During his TimesTalks London interview back in June 2014, Damian said of Abbey Road that was made famous by the Beatles, “I used to take my shoes off to cross the street so I’d look like Paul on the record.”
In June 2019 I had the opportunity to visit both Abbey Road and Van Gogh’s house while vacationing in London.
Both Damian and Vincent seem to enjoy nature. Around the corner from Van Gogh’s house was Van Gogh Walk, a now developed area that used to be an open field that he would write home about. Van Gogh enjoyed walking, gardens and nature as a peaceful retreat from the hustle and bustle of the city. He was passionate about nature and described the wild flowers and trees in letters to his family, and we know plants and trees were the subject of many of Vincent’s paintings. Some of Vincent’s words and direct quotes from his letters are now inscribed on the large planters along Van Gogh Walk.
Van Gogh Walk celebrates his enjoyment of the local flora and some of the landscaping planted there was inspired by his work Undergrowth with Two Figures. The vivid colors of cypress, olive, cherry and other blossom trees that are often featured in Vincent’s work were also represented at Van Gogh Walk.
The Van Gogh statue in the central part of Van Gogh Walk is quite hip-looking, yes? Someone thought Vincent needed to wear his/her shades.
Shades and beards!
Damian is known to enjoy the countryside where his paternal parentage always had a family farm house in Llandeilo, West Wales. In addition, he and Helen have a second home in Suffolk, where they can enjoy some downtime away from London and Tufnell Park.
Drawing on more comparisons, both Damian and Vincent use(d) art as a primary means of expression with high aptitude – Van Gogh with painting and drawing and Damian with theatre arts and musical instrument capability (piano, guitar).
Let’s not be quick to diminish Damian’s own drawing abilities, as he donated this January 2017 sketch to Anno’s Africa for a raffle to help raise funds for children’s arts education in Kenya:
Okay, okay, don’t quit your day job Damian! But hey, even Bobby Axelrod appreciates Van Gogh art 🙂
Both Damian and Vincent had familial encouragement when it came to their art and vocation. My blog mate Damianista wrote,
“Damian’s parents were generally supportive of him giving up university and that his father was a bit of an actor manque, an insurance broker who perhaps had aspirations to do something more creative. His parents took them to the theater often and watched him perform on stage.”

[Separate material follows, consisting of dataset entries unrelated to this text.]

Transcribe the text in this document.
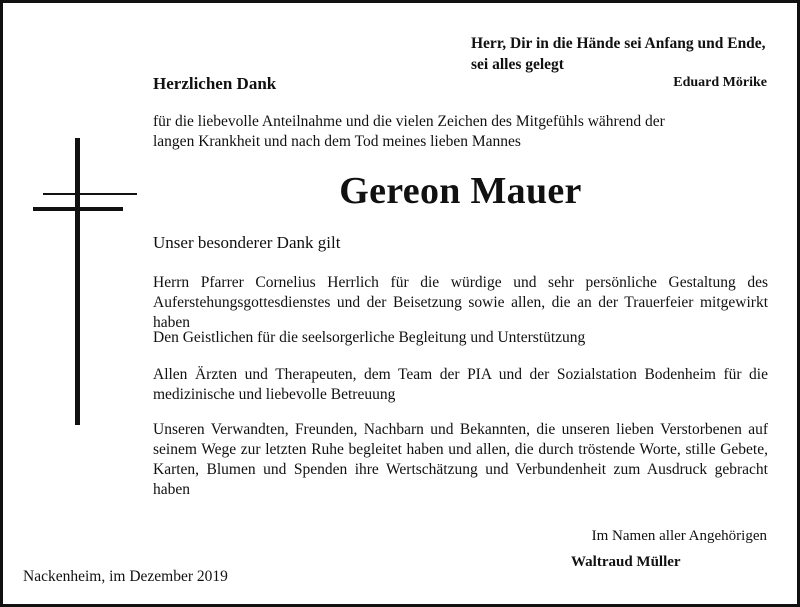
Herr, Dir in die Hände sei Anfang und Ende, sei alles gelegt
Eduard Mörike
Herzlichen Dank
für die liebevolle Anteilnahme und die vielen Zeichen des Mitgefühls während der langen Krankheit und nach dem Tod meines lieben Mannes
Gereon Mauer
Unser besonderer Dank gilt
Herrn Pfarrer Cornelius Herrlich für die würdige und sehr persönliche Gestaltung des Auferstehungsgottesdienstes und der Beisetzung sowie allen, die an der Trauerfeier mitgewirkt haben
Den Geistlichen für die seelsorgerliche Begleitung und Unterstützung
Allen Ärzten und Therapeuten, dem Team der PIA und der Sozialstation Bodenheim für die medizinische und liebevolle Betreuung
Unseren Verwandten, Freunden, Nachbarn und Bekannten, die unseren lieben Verstorbenen auf seinem Wege zur letzten Ruhe begleitet haben und allen, die durch tröstende Worte, stille Gebete, Karten, Blumen und Spenden ihre Wertschätzung und Verbundenheit zum Ausdruck gebracht haben
Im Namen aller Angehörigen
Waltraud Müller
Nackenheim, im Dezember 2019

Vincent Van Gogh’s mother encouraged him to draw as a child and his brother Theo continued that encouragement through Van Gogh’s adulthood.
To top it all off, wouldn’t it be fabulous if Damian’s brother Gareth played Vincent’s younger brother Theo? Sounds like a new project idea for the Lewis brother’s production company Flare Pictures, LTD or Damian’s Rookery Productions *wink, wink*
Don’t entirely rule out this Van Gogh role for Damian, as he got close when he attended the Loving Vincent UK premiere at the National Gallery on October 9, 2017 with Helen, who voiced Louise Chevalier in the animated biography. The entire film is depicted in oil painted animation and tells the story about Van Gogh’s life and the troubling myths surrounding his controversial death.
How did the filmmakers show Van Gogh’s life through the use of 94 animated paintings? Well it was not computer generated, but hand painted! Filming the ‘movement’ was a combination of live action by the actors, visual effects through CGI animation, and specialists who painted 66,960 frames of oil paintings so each would be “…faithful to Vincent’s brushstrokes and colors.” Watch how they accomplished this small feat:
I’m not very artistic, I’ll admit. So yours truly will continue to paint-by-numbers at some paint-and-sip-wine chain (my Starry Night isn’t half bad considering the Riesling consumption) and admire the canvas replica of Wheat Field with Cypresses that brings joy to my soul every time I walk past it in my hallway.
So there you have it, my ‘Vincent van Damian’ concept. The only thing I ask? Don’t lose an ear, Damian!